With the city’s lone black City Council member, Derrick Murphy, acting as a spokesman, officials made the request during an appearance at City Hall that ended with two prayers. The city will look at releasing information on its own if no response comes by noon Monday, Murphy said.
Demonstrators and relatives of Emantic “EJ” Bradford Jr., 21, have pushed authorities to release video and other evidence since an officer responding to a report of a shooting at Alabama’s largest shopping mall shot and killed Bradford on Thanksgiving night.
Murphy, who joined other leaders in meeting with Bradford’s relatives earlier this week, said the city wanted to help answer questions raised by the family.
“They have our love, they have our prayers,” he said.
The city made the request about evidence to the Alabama Law Enforcement Agency because state investigators are handling the shooting probe.
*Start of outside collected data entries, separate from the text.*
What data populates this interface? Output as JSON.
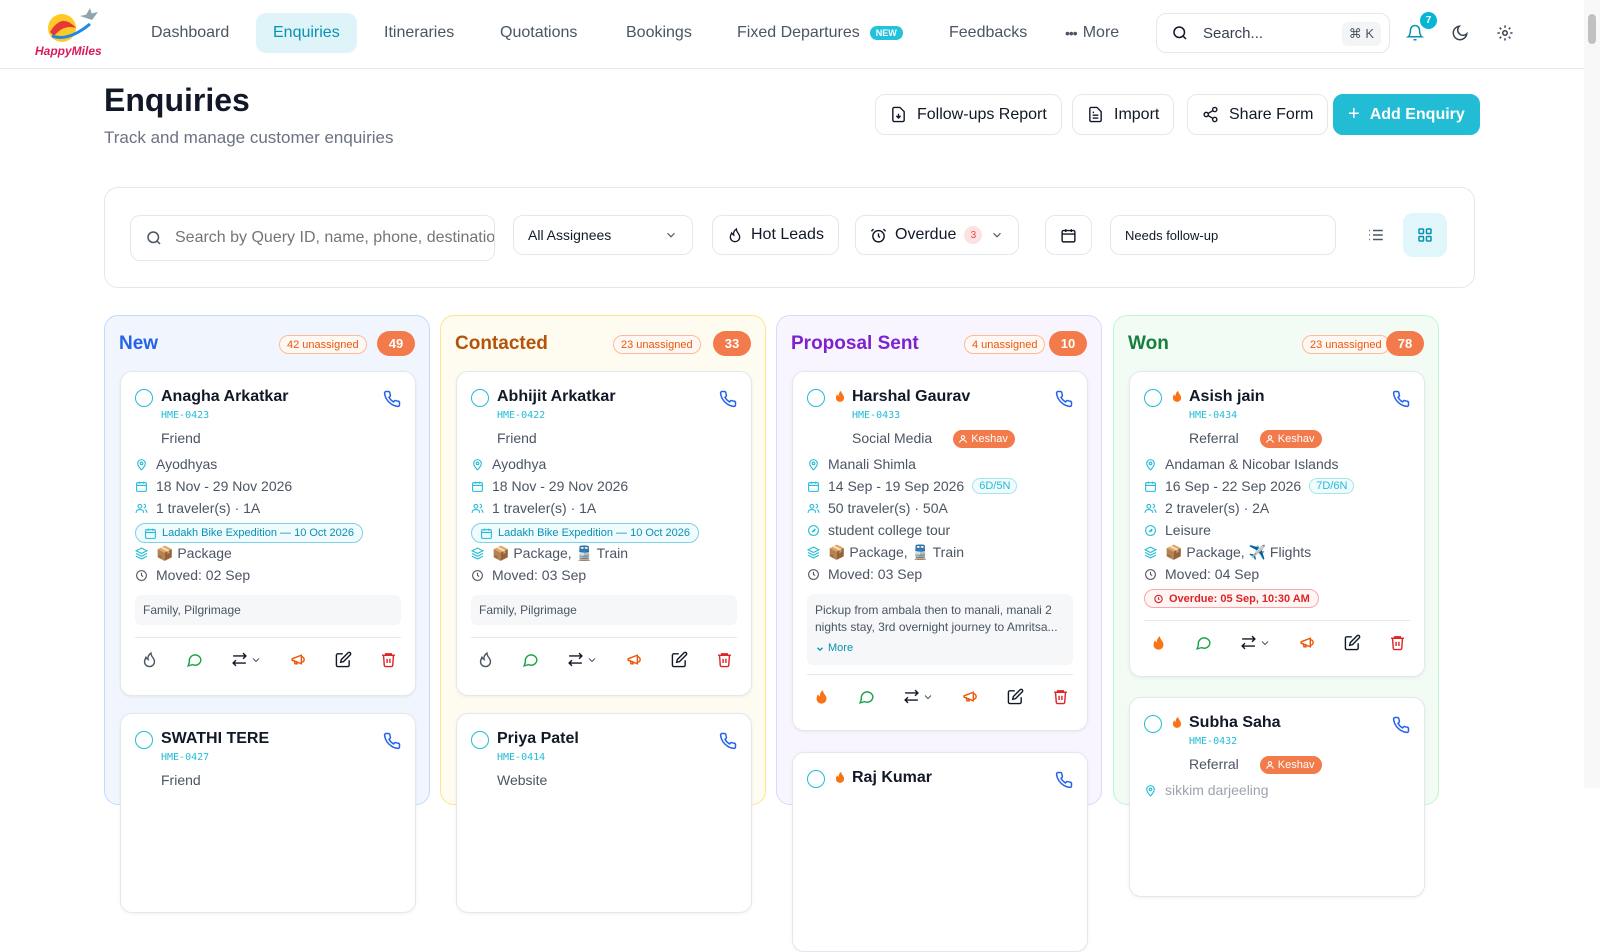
{
  "brand": {
    "name": "HappyMiles"
  },
  "nav": {
    "items": [
      {
        "label": "Dashboard"
      },
      {
        "label": "Enquiries",
        "active": true
      },
      {
        "label": "Itineraries"
      },
      {
        "label": "Quotations"
      },
      {
        "label": "Bookings"
      },
      {
        "label": "Fixed Departures",
        "badge": "NEW"
      },
      {
        "label": "Feedbacks"
      },
      {
        "label": "More"
      }
    ]
  },
  "search": {
    "label": "Search...",
    "shortcut": "⌘ K"
  },
  "notifications": {
    "count": "7"
  },
  "page": {
    "title": "Enquiries",
    "subtitle": "Track and manage customer enquiries"
  },
  "header_buttons": {
    "followups": "Follow-ups Report",
    "import": "Import",
    "share": "Share Form",
    "add": "Add Enquiry"
  },
  "filters": {
    "search_placeholder": "Search by Query ID, name, phone, destination",
    "assignees": "All Assignees",
    "hot_leads": "Hot Leads",
    "overdue": "Overdue",
    "overdue_count": "3",
    "followup": "Needs follow-up"
  },
  "colors": {
    "accent": "#22bcd5",
    "count": "#f27a4b",
    "hot": "#f97316"
  },
  "columns": [
    {
      "title": "New",
      "unassigned": "42 unassigned",
      "count": "49",
      "color": "#2563eb",
      "bg": "#f1f6fe",
      "border": "#bfdbfe",
      "cards": [
        {
          "name": "Anagha Arkatkar",
          "id": "HME-0423",
          "source": "Friend",
          "destination": "Ayodhyas",
          "dates": "18 Nov - 29 Nov 2026",
          "travelers": "1 traveler(s) · 1A",
          "fd": "Ladakh Bike Expedition — 10 Oct 2026",
          "services": "📦 Package",
          "moved": "Moved: 02 Sep",
          "notes": "Family, Pilgrimage"
        },
        {
          "name": "SWATHI TERE",
          "id": "HME-0427",
          "source": "Friend"
        }
      ]
    },
    {
      "title": "Contacted",
      "unassigned": "23 unassigned",
      "count": "33",
      "color": "#b45309",
      "bg": "#fefcf0",
      "border": "#fde68a",
      "cards": [
        {
          "name": "Abhijit Arkatkar",
          "id": "HME-0422",
          "source": "Friend",
          "destination": "Ayodhya",
          "dates": "18 Nov - 29 Nov 2026",
          "travelers": "1 traveler(s) · 1A",
          "fd": "Ladakh Bike Expedition — 10 Oct 2026",
          "services": "📦 Package,  🚆 Train",
          "moved": "Moved: 03 Sep",
          "notes": "Family, Pilgrimage"
        },
        {
          "name": "Priya Patel",
          "id": "HME-0414",
          "source": "Website"
        }
      ]
    },
    {
      "title": "Proposal Sent",
      "unassigned": "4 unassigned",
      "count": "10",
      "color": "#7e22ce",
      "bg": "#f8f5fe",
      "border": "#ddd6fe",
      "cards": [
        {
          "name": "Harshal Gaurav",
          "id": "HME-0433",
          "source": "Social Media",
          "assignee": "Keshav",
          "destination": "Manali Shimla",
          "dates": "14 Sep - 19 Sep 2026",
          "duration": "6D/5N",
          "travelers": "50 traveler(s) · 50A",
          "purpose": "student college tour",
          "services": "📦 Package,  🚆 Train",
          "moved": "Moved: 03 Sep",
          "notes": "Pickup from ambala then to manali, manali 2 nights stay, 3rd overnight journey to Amritsa...",
          "more": "More"
        },
        {
          "name": "Raj Kumar"
        }
      ]
    },
    {
      "title": "Won",
      "unassigned": "23 unassigned",
      "count": "78",
      "color": "#15803d",
      "bg": "#f2fbf4",
      "border": "#bbf7d0",
      "cards": [
        {
          "name": "Asish jain",
          "id": "HME-0434",
          "source": "Referral",
          "assignee": "Keshav",
          "destination": "Andaman & Nicobar Islands",
          "dates": "16 Sep - 22 Sep 2026",
          "duration": "7D/6N",
          "travelers": "2 traveler(s) · 2A",
          "purpose": "Leisure",
          "services": "📦 Package,  ✈️ Flights",
          "moved": "Moved: 04 Sep",
          "overdue": "Overdue: 05 Sep, 10:30 AM"
        },
        {
          "name": "Subha Saha",
          "id": "HME-0432",
          "source": "Referral",
          "assignee": "Keshav",
          "destination": "sikkim darjeeling"
        }
      ]
    }
  ]
}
A spokesman for the agency did not immediately respond to an email seeking comment.
A minister who described himself as the Bradford family’s pastor, Mike McClure Jr., said releasing video of the shooting would help calm growing tensions that have included days of protests and racist social media posts.
“When there is no information it only leads to imagination,” said McClure, one of two pastors who closed the councilman’s statement with prayer.
McClure said Bradford attended his church, and McClure will officiate at funeral services on Saturday which will include a eulogy by the Rev. Jesse Jackson.
Bradford was killed by an officer responding to a report of a mall shooting on Thanksgiving. Two people were wounded, and Bradford was shot to death on a mall concourse decorated for Christmas.
Police said Bradford had a gun, and they initially blamed him for opening fire. They later retracted that allegation, saying he most likely wasn’t the shooter.
An officer, who has yet to be publicly identified, shot and killed Bradford upon seeing the young man’s gun moments after shots rang out, police said.
Authorities haven’t publicly identified a suspect in the shooting, which left a 12-year-old girl and a friend of Bradford wounded, and no arrests have been made.